Local snapshots are temporary backups Time Machine stores on your internal Mac hard drive, created even without external drive connection. Designed for quick recovery, they can consume significant internal storage and sometimes need manual cleanup.
Can I recover a deleted Time Machine backup?
No. Once a Time Machine backup is deleted, it’s permanently gone. There’s no undo or recovery option. Always double-check before confirming deletion.
Do I need to reformat my drive if I have issues?
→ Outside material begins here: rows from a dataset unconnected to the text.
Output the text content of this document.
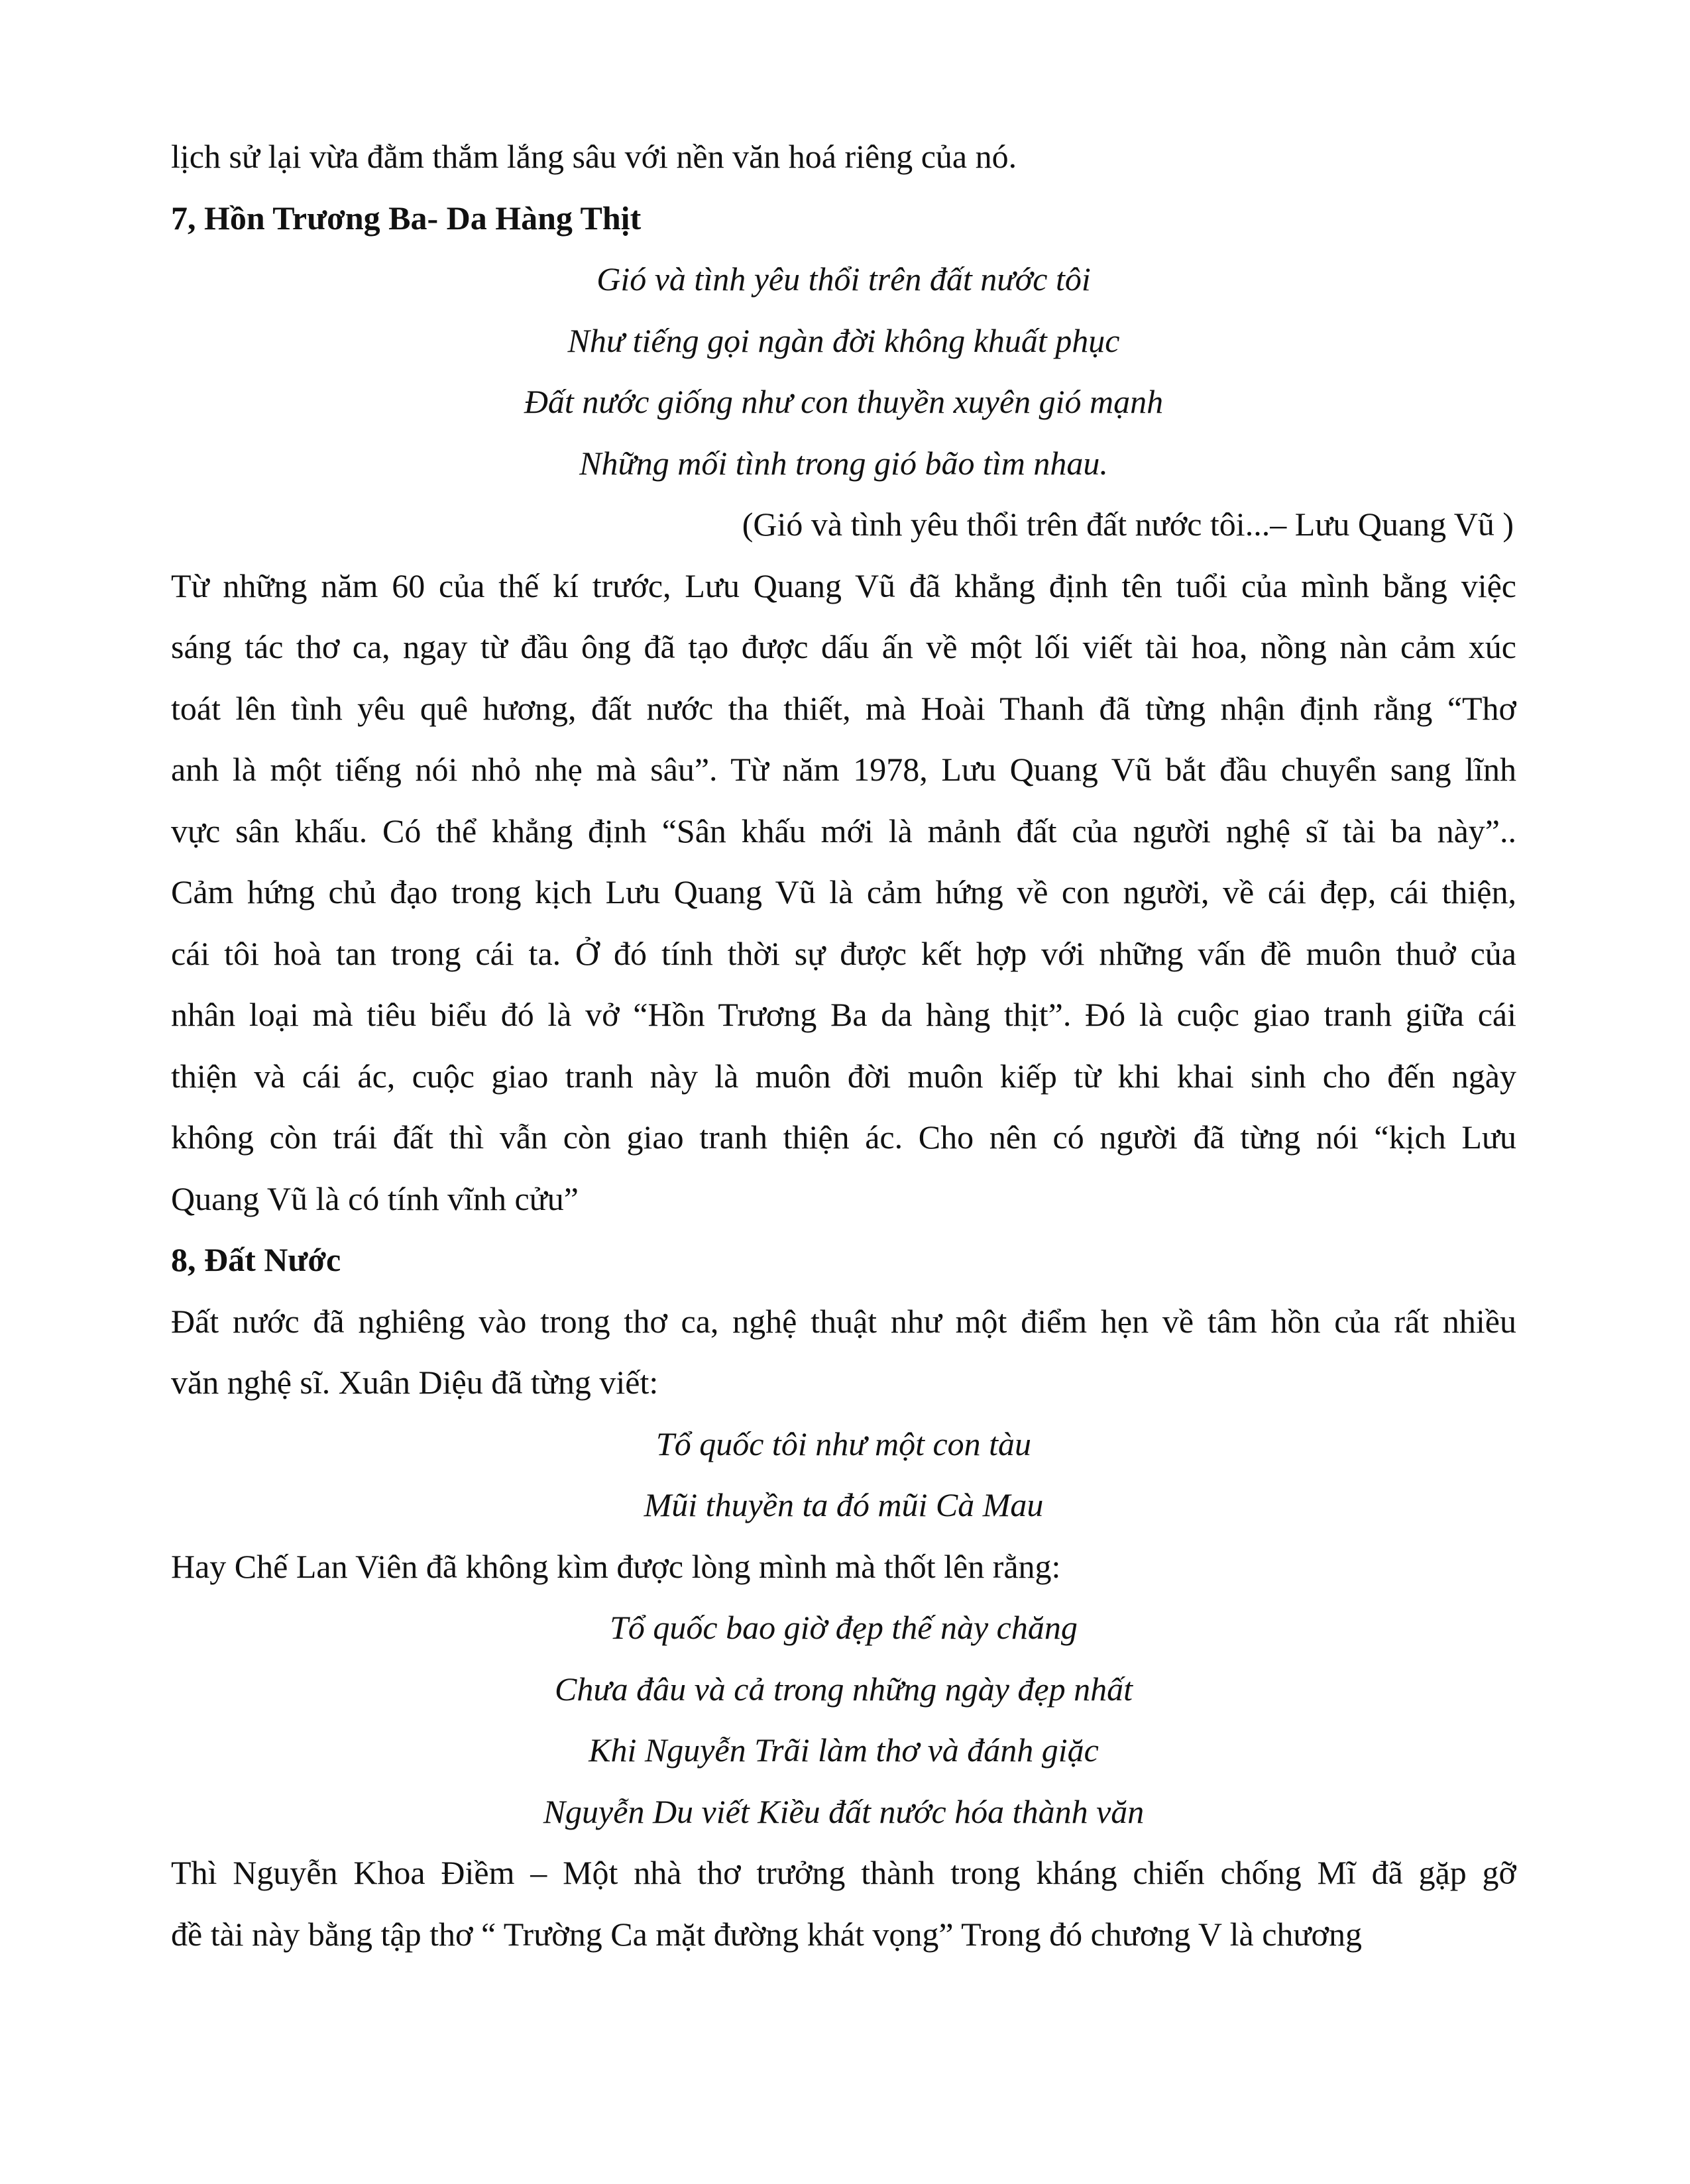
lịch sử lại vừa đằm thắm lắng sâu với nền văn hoá riêng của nó.
7, Hồn Trương Ba- Da Hàng Thịt
Gió và tình yêu thổi trên đất nước tôi
Như tiếng gọi ngàn đời không khuất phục
Đất nước giống như con thuyền xuyên gió mạnh
Những mối tình trong gió bão tìm nhau.
(Gió và tình yêu thổi trên đất nước tôi...– Lưu Quang Vũ )
Từ những năm 60 của thế kí trước, Lưu Quang Vũ đã khẳng định tên tuổi của mình bằng việc
sáng tác thơ ca, ngay từ đầu ông đã tạo được dấu ấn về một lối viết tài hoa, nồng nàn cảm xúc
toát lên tình yêu quê hương, đất nước tha thiết, mà Hoài Thanh đã từng nhận định rằng “Thơ
anh là một tiếng nói nhỏ nhẹ mà sâu”. Từ năm 1978, Lưu Quang Vũ bắt đầu chuyển sang lĩnh
vực sân khấu. Có thể khẳng định “Sân khấu mới là mảnh đất của người nghệ sĩ tài ba này”..
Cảm hứng chủ đạo trong kịch Lưu Quang Vũ là cảm hứng về con người, về cái đẹp, cái thiện,
cái tôi hoà tan trong cái ta. Ở đó tính thời sự được kết hợp với những vấn đề muôn thuở của
nhân loại mà tiêu biểu đó là vở “Hồn Trương Ba da hàng thịt”. Đó là cuộc giao tranh giữa cái
thiện và cái ác, cuộc giao tranh này là muôn đời muôn kiếp từ khi khai sinh cho đến ngày
không còn trái đất thì vẫn còn giao tranh thiện ác. Cho nên có người đã từng nói “kịch Lưu
Quang Vũ là có tính vĩnh cửu”
8, Đất Nước
Đất nước đã nghiêng vào trong thơ ca, nghệ thuật như một điểm hẹn về tâm hồn của rất nhiều
văn nghệ sĩ. Xuân Diệu đã từng viết:
Tổ quốc tôi như một con tàu
Mũi thuyền ta đó mũi Cà Mau
Hay Chế Lan Viên đã không kìm được lòng mình mà thốt lên rằng:
Tổ quốc bao giờ đẹp thế này chăng
Chưa đâu và cả trong những ngày đẹp nhất
Khi Nguyễn Trãi làm thơ và đánh giặc
Nguyễn Du viết Kiều đất nước hóa thành văn
Thì Nguyễn Khoa Điềm – Một nhà thơ trưởng thành trong kháng chiến chống Mĩ đã gặp gỡ
đề tài này bằng tập thơ “ Trường Ca mặt đường khát vọng” Trong đó chương V là chương
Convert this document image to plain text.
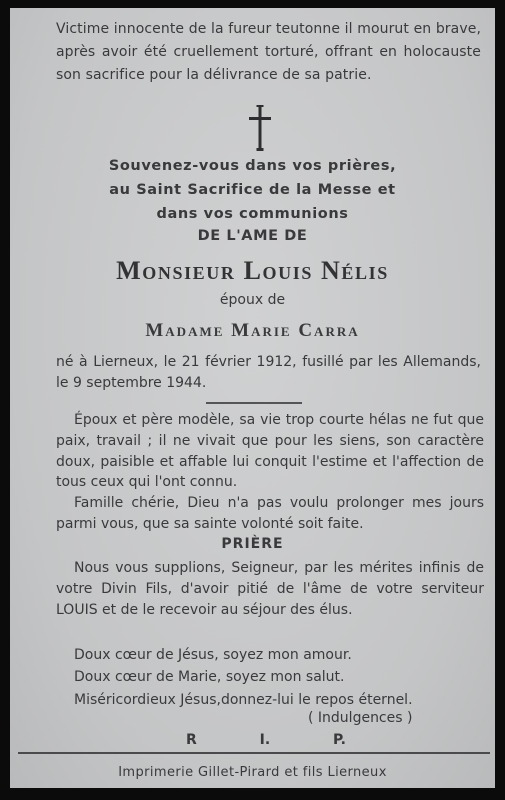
Victime innocente de la fureur teutonne il mourut en brave, après avoir été cruellement torturé, offrant en holocauste son sacrifice pour la délivrance de sa patrie.
Souvenez-vous dans vos prières,
au Saint Sacrifice de la Messe et
dans vos communions
DE L'AME DE
Monsieur Louis Nélis
époux de
Madame Marie Carra
né à Lierneux, le 21 février 1912, fusillé par les Allemands, le 9 septembre 1944.

Époux et père modèle, sa vie trop courte hélas ne fut que paix, travail ; il ne vivait que pour les siens, son caractère doux, paisible et affable lui conquit l'estime et l'affection de tous ceux qui l'ont connu.

Famille chérie, Dieu n'a pas voulu prolonger mes jours parmi vous, que sa sainte volonté soit faite.

PRIÈRE

Nous vous supplions, Seigneur, par les mérites infinis de votre Divin Fils, d'avoir pitié de l'âme de votre serviteur LOUIS et de le recevoir au séjour des élus.

Doux cœur de Jésus, soyez mon amour.
Doux cœur de Marie, soyez mon salut.
Miséricordieux Jésus,donnez-lui le repos éternel.
( Indulgences )
R	I.	P.
Imprimerie Gillet-Pirard et fils Lierneux
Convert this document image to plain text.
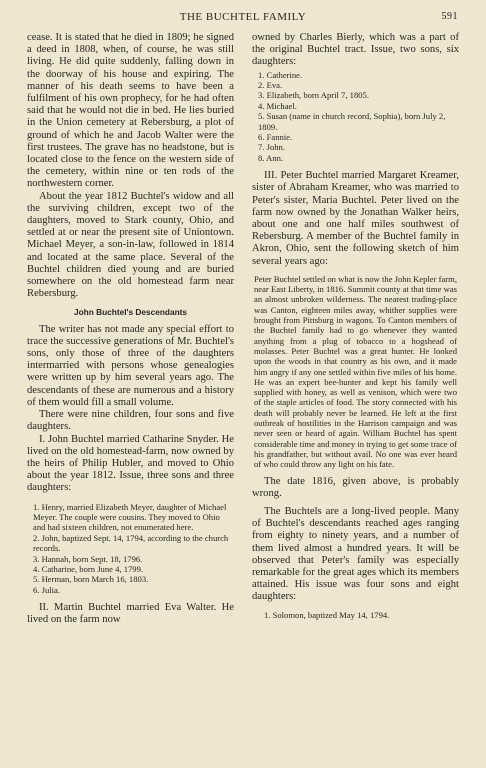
THE BUCHTEL FAMILY	591

cease. It is stated that he died in 1809; he signed a deed in 1808, when, of course, he was still living. He did quite suddenly, falling down in the doorway of his house and expiring. The manner of his death seems to have been a fulfilment of his own prophecy, for he had often said that he would not die in bed. He lies buried in the Union cemetery at Rebersburg, a plot of ground of which he and Jacob Walter were the first trustees. The grave has no headstone, but is located close to the fence on the western side of the cemetery, within nine or ten rods of the northwestern corner.

About the year 1812 Buchtel's widow and all the surviving children, except two of the daughters, moved to Stark county, Ohio, and settled at or near the present site of Uniontown. Michael Meyer, a son-in-law, followed in 1814 and located at the same place. Several of the Buchtel children died young and are buried somewhere on the old homestead farm near Rebersburg.

John Buchtel's Descendants

The writer has not made any special effort to trace the successive generations of Mr. Buchtel's sons, only those of three of the daughters intermarried with persons whose genealogies were written up by him several years ago. The descendants of these are numerous and a history of them would fill a small volume.

There were nine children, four sons and five daughters.

I. John Buchtel married Catharine Snyder. He lived on the old homestead-farm, now owned by the heirs of Philip Hubler, and moved to Ohio about the year 1812. Issue, three sons and three daughters:

1. Henry, married Elizabeth Meyer, daughter of Michael Meyer. The couple were cousins. They moved to Ohio and had sixteen children, not enumerated here.
2. John, baptized Sept. 14, 1794, according to the church records.
3. Hannah, born Sept. 18, 1796.
4. Catharine, born June 4, 1799.
5. Herman, born March 16, 1803.
6. Julia.

II. Martin Buchtel married Eva Walter. He lived on the farm now

owned by Charles Bierly, which was a part of the original Buchtel tract. Issue, two sons, six daughters:

1. Catherine.
2. Eva.
3. Elizabeth, born April 7, 1805.
4. Michael.
5. Susan (name in church record, Sophia), born July 2, 1809.
6. Fannie.
7. John.
8. Ann.

III. Peter Buchtel married Margaret Kreamer, sister of Abraham Kreamer, who was married to Peter's sister, Maria Buchtel. Peter lived on the farm now owned by the Jonathan Walker heirs, about one and one half miles southwest of Rebersburg. A member of the Buchtel family in Akron, Ohio, sent the following sketch of him several years ago:

Peter Buchtel settled on what is now the John Kepler farm, near East Liberty, in 1816. Summit county at that time was an almost unbroken wilderness. The nearest trading-place was Canton, eighteen miles away, whither supplies were brought from Pittsburg in wagons. To Canton members of the Buchtel family had to go whenever they wanted anything from a plug of tobacco to a hogshead of molasses. Peter Buchtel was a great hunter. He looked upon the woods in that country as his own, and it made him angry if any one settled within five miles of his home. He was an expert bee-hunter and kept his family well supplied with honey, as well as venison, which were two of the staple articles of food. The story connected with his death will probably never be learned. He left at the first outbreak of hostilities in the Harrison campaign and was never seen or heard of again. William Buchtel has spent considerable time and money in trying to get some trace of his grandfather, but without avail. No one was ever heard of who could throw any light on his fate.

The date 1816, given above, is probably wrong.

The Buchtels are a long-lived people. Many of Buchtel's descendants reached ages ranging from eighty to ninety years, and a number of them lived almost a hundred years. It will be observed that Peter's family was especially remarkable for the great ages which its members attained. His issue was four sons and eight daughters:

1. Solomon, baptized May 14, 1794.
Reformatting is a last resort that wipes all backups. Only use if you have completely corrupted Time Machine drive and all troubleshooting methods have failed. Always have secondary backups before reformatting.
Additional Resources
For more Mac optimization and backup solutions:
- GSM6 Community Forum: forum.gsm6.com - Discuss Mac optimization
- YouTube Tutorials: Learn With AM - Visual guides
- Professional Services: Fiverr.com/abdulmalik19 - Custom Mac help
- Support Creator: Buy Me a Coffee - Support free content
Final Recommendations
- Start with Time Machine app for safe, controlled deletion
- Use Terminal for bulk operations or when Time Machine fails
- Regularly monitor storage in About This Mac > Storage
- Maintain multiple backup solutions for data security
- Bookmark this guide for future reference
By following these methods, you can effectively manage Time Machine backups, free up valuable storage space, and maintain optimal Mac performance throughout 2025 and beyond.